La belle mère tenait dans ses bras, Toby. Sarah lui enleva avec soin mais rapidité et répondit

-C'est rien de grave, c'est mes poèmes ! De la fictions quoi ! Elle s'inquiète pour rien !

-C'est quand même étrange ce que tu écris !

-Tu ne peux pas comprendre toi, t'es fermée, Tu sers à rien !

-Ne lui parle pas comme ça ! dit le père en haussant tout juste le voix.

Le bébé se mit à pleurer dans les bras de Sarah

-Voilà, vous êtes content ? Viens Toby, on sera mieux dans ma chambre …

Elle monta ainsi dans sa chambre et ferma à clef.

Les parents de Sarah s'interrogèrent dans le salon.

-Que faisons nous ? On ne va quand même pas céder ?

-Tu sais, je pense que Sarah na pas besoin de nous parler … elle est très secrète, j'ai confiance en elle, je sais qu'elle ne fait rien de mal, sa principale exagère peu être ! Mieux vaux la laisser traverser sa crise d'adolescence sans s'en mêler …

La belle mère soupira et ajouta

-Et cette histoire de garçon dans son poème !

-C'est de son âge, et des trucs de filles, je préfère ne pas aborder le sujet avec elle.

-Mais moi elle ne voudra jamais m'en parler … Elle ne l'aurait fait qu'avec sa vrai mère ! Elle ne m'aime pas moi ! S'exclama elle bouleversée

Le père tenta de la rassurer et la prit dans ses bras.

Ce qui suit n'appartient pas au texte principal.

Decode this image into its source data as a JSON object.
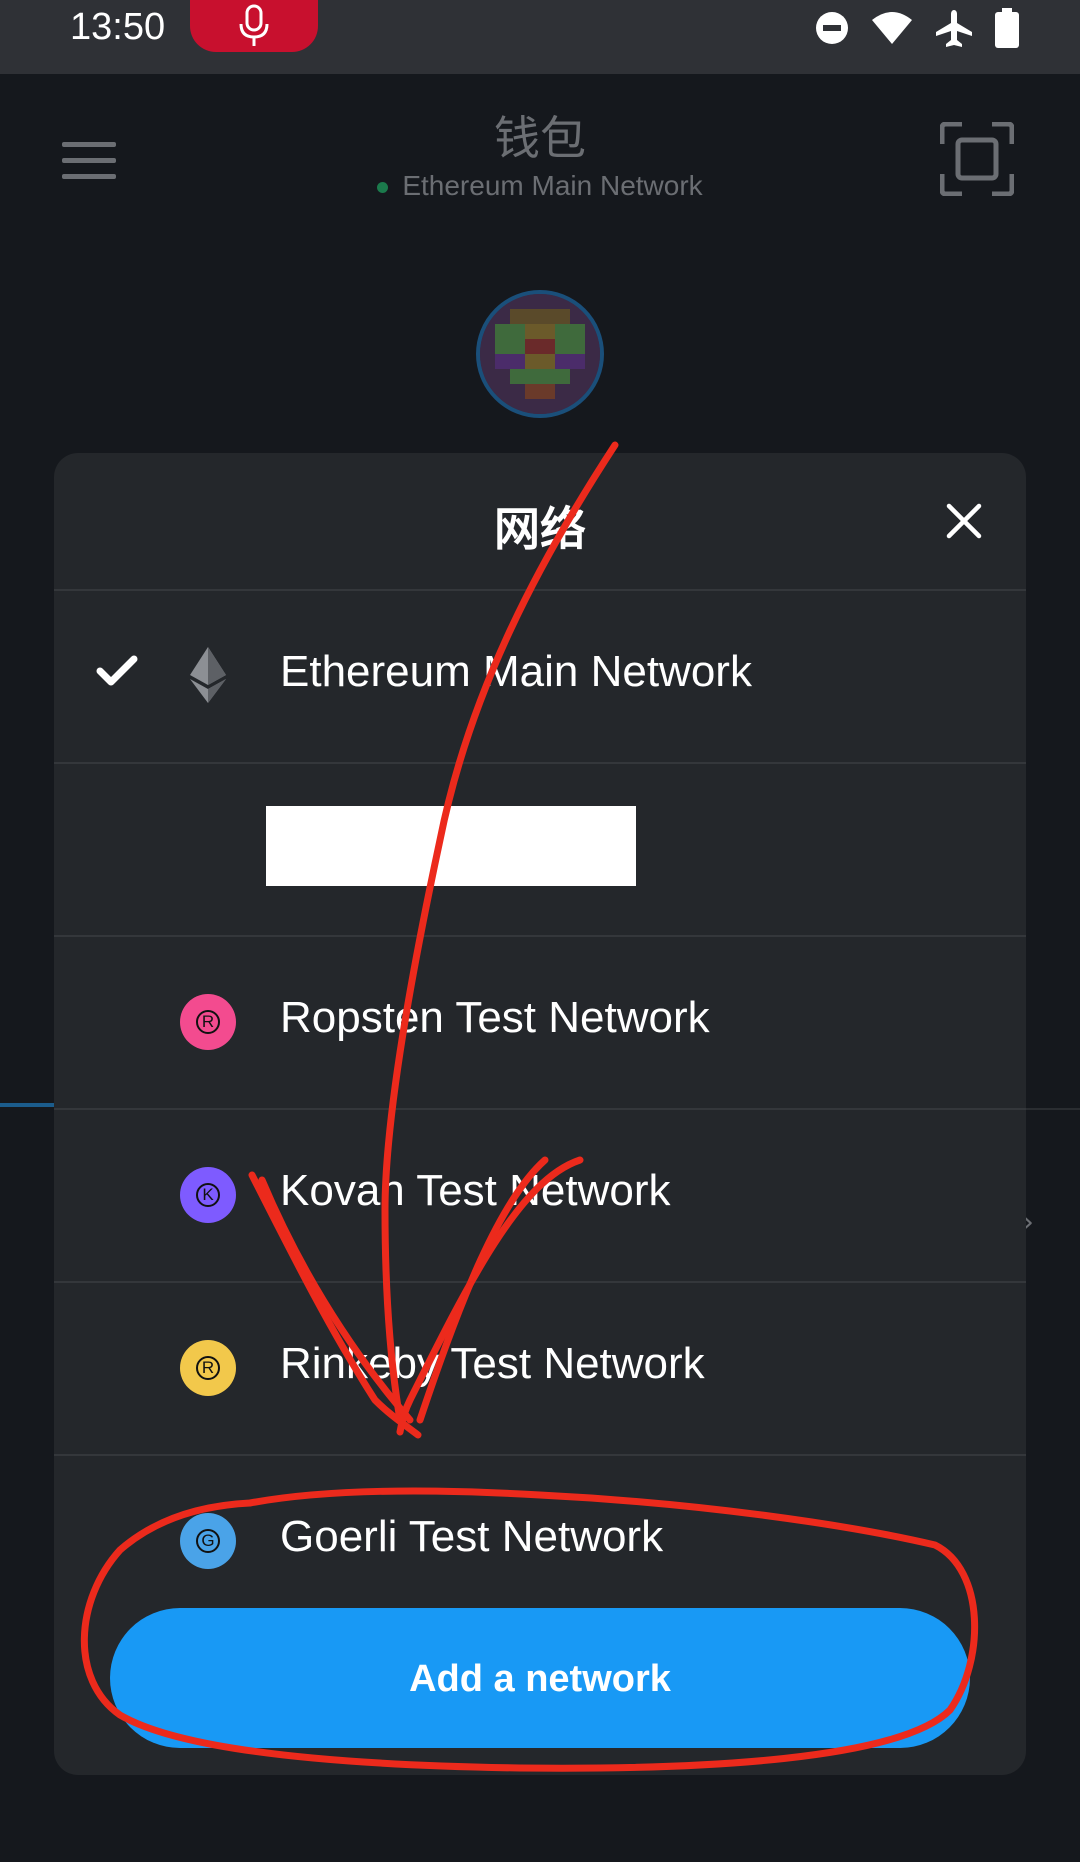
{
  "status_bar": {
    "time": "13:50",
    "icons": [
      "mic-icon",
      "dnd-icon",
      "wifi-icon",
      "airplane-icon",
      "battery-icon"
    ]
  },
  "header": {
    "title": "钱包",
    "network": "Ethereum Main Network",
    "network_dot_color": "#1b7a4c"
  },
  "modal": {
    "title": "网络",
    "networks": [
      {
        "label": "Ethereum Main Network",
        "selected": true,
        "icon": "ethereum-icon"
      },
      {
        "label": "",
        "redacted": true
      },
      {
        "label": "Ropsten Test Network",
        "badge": "R",
        "color": "#f34b8f"
      },
      {
        "label": "Kovan Test Network",
        "badge": "K",
        "color": "#7e5bff"
      },
      {
        "label": "Rinkeby Test Network",
        "badge": "R",
        "color": "#f2c84b"
      },
      {
        "label": "Goerli Test Network",
        "badge": "G",
        "color": "#4aa3e8"
      }
    ],
    "add_button": "Add a network"
  },
  "colors": {
    "accent": "#1899f5",
    "annotation": "#ec2a1c"
  }
}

Sarah qui était à double tour dans sa chambre allongea son petit frère sur son lit. Elle se pencha et lui chuchota

-Toi au moins tu te souviens pas vrai ?

Il la regarda en souriant de ses grand yeux bleus si attendrissant.

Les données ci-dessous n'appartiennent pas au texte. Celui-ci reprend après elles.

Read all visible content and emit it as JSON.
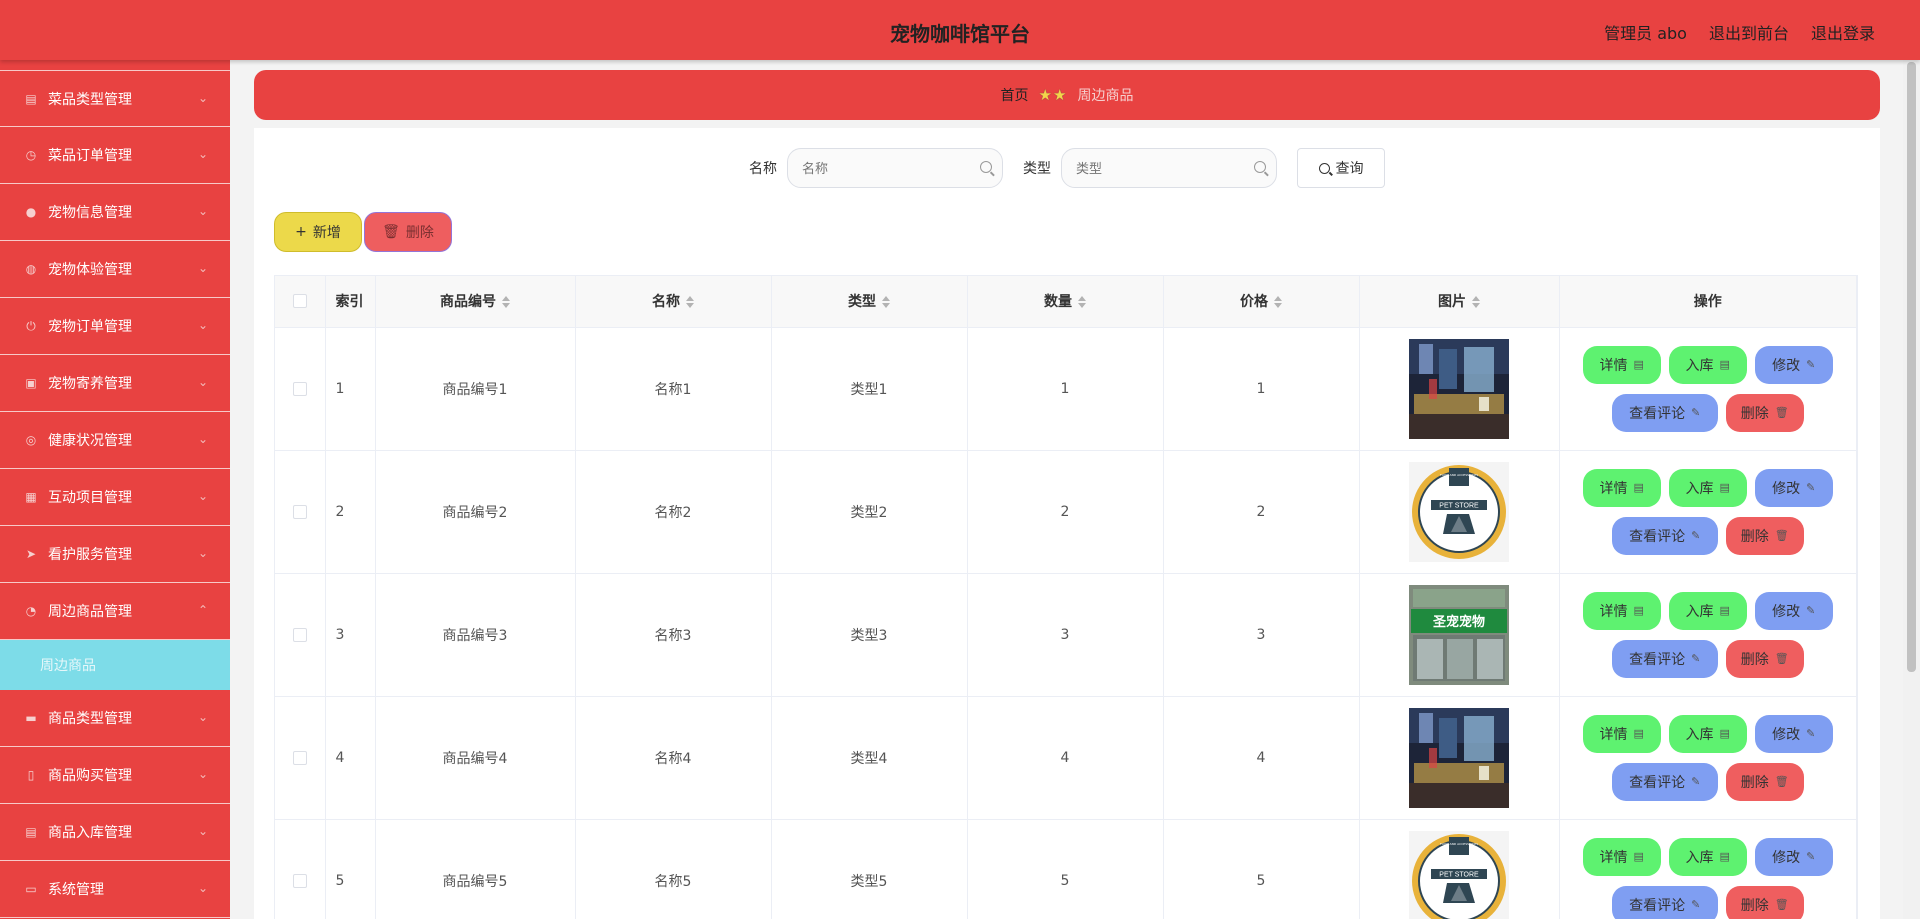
{
  "header": {
    "title": "宠物咖啡馆平台",
    "user_label": "管理员 abo",
    "back_front": "退出到前台",
    "logout": "退出登录"
  },
  "sidebar": {
    "items": [
      {
        "label": "菜品类型管理",
        "icon": "chart-icon"
      },
      {
        "label": "菜品订单管理",
        "icon": "clock-icon"
      },
      {
        "label": "宠物信息管理",
        "icon": "user-icon"
      },
      {
        "label": "宠物体验管理",
        "icon": "globe-icon"
      },
      {
        "label": "宠物订单管理",
        "icon": "power-icon"
      },
      {
        "label": "宠物寄养管理",
        "icon": "clipboard-icon"
      },
      {
        "label": "健康状况管理",
        "icon": "target-icon"
      },
      {
        "label": "互动项目管理",
        "icon": "grid-icon"
      },
      {
        "label": "看护服务管理",
        "icon": "send-icon"
      },
      {
        "label": "周边商品管理",
        "icon": "compass-icon"
      },
      {
        "label": "商品类型管理",
        "icon": "disk-icon"
      },
      {
        "label": "商品购买管理",
        "icon": "phone-icon"
      },
      {
        "label": "商品入库管理",
        "icon": "list-icon"
      },
      {
        "label": "系统管理",
        "icon": "chat-icon"
      }
    ],
    "active_sub": "周边商品"
  },
  "breadcrumb": {
    "home": "首页",
    "current": "周边商品"
  },
  "search": {
    "name_label": "名称",
    "name_placeholder": "名称",
    "type_label": "类型",
    "type_placeholder": "类型",
    "query_button": "查询"
  },
  "actions": {
    "add": "新增",
    "delete": "删除"
  },
  "table": {
    "headers": {
      "index": "索引",
      "code": "商品编号",
      "name": "名称",
      "type": "类型",
      "qty": "数量",
      "price": "价格",
      "image": "图片",
      "ops": "操作"
    },
    "rows": [
      {
        "index": "1",
        "code": "商品编号1",
        "name": "名称1",
        "type": "类型1",
        "qty": "1",
        "price": "1",
        "image": "store-interior"
      },
      {
        "index": "2",
        "code": "商品编号2",
        "name": "名称2",
        "type": "类型2",
        "qty": "2",
        "price": "2",
        "image": "pet-store-logo"
      },
      {
        "index": "3",
        "code": "商品编号3",
        "name": "名称3",
        "type": "类型3",
        "qty": "3",
        "price": "3",
        "image": "storefront"
      },
      {
        "index": "4",
        "code": "商品编号4",
        "name": "名称4",
        "type": "类型4",
        "qty": "4",
        "price": "4",
        "image": "store-interior"
      },
      {
        "index": "5",
        "code": "商品编号5",
        "name": "名称5",
        "type": "类型5",
        "qty": "5",
        "price": "5",
        "image": "pet-store-logo"
      }
    ],
    "op_labels": {
      "detail": "详情",
      "stock": "入库",
      "edit": "修改",
      "review": "查看评论",
      "remove": "删除"
    },
    "logo_text": {
      "top": "FOOD AND ACCESSORIES",
      "main": "PET STORE",
      "storefront_sign": "圣宠宠物"
    }
  },
  "colors": {
    "primary": "#e84241",
    "sub_active": "#7ddce8",
    "green": "#5ef270",
    "blue": "#7f9ef2",
    "red": "#ef5e5f",
    "yellow": "#ecd94a"
  }
}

-Oui toby, tu te rappelles les gobelins et les créatures magiques toi aussi ? Je ne suis pas folle quand même ?

Il se mit à rigoler, ce qui redonna le sourire à Sarah.

-Ca peut paraître bizarre, mais toi et moi sommes les seuls à être allez la bas, j'aimera que tu saches parler pour me répondre …

Tu sais j'y pense tous les jours Toby, je me dis ça ne peux pas être réel et pourtant j'ai des souvenirs très clair … Toi aussi j'imagine …Ca m'attire pas mal de problème là mais jamais je ne leurs parlerais du Labyrinthe, on ne me croirais pas bien sur alors autant gardez ça pour moi …

Toby faisait des bruits de bébé mais pour Sarah c'était une réponse positive.

-Je parle de ton enlèvement dans mon poème … si seulement les gens savaient. Ils n'imagineraient sûrement pas le roi des gobelins comme ton enleveur et moi à ta rescousse !

Elle se mit à rire en parlant du roi des Gobelins.

- … Et toi tu te souviens de Jareth ?

Toby fit un bruit un peu apeuré

-Oui à moi aussi, il m'a bien fait peur ! Heureusement on ne le verra plus jamais ! Ca serait mieux comme ça n'est ce pas ? Il vaut mieux de plus y penser et oublier à présent Toby ! D'accord ! Et tous se passera bien …

Il y eut un long silence, le bébé s'endormit la tête sur le coté. Sarah caressa la joue de son petit frère et murmura, "Ne plus y penser … Ne plus jamais y penser …"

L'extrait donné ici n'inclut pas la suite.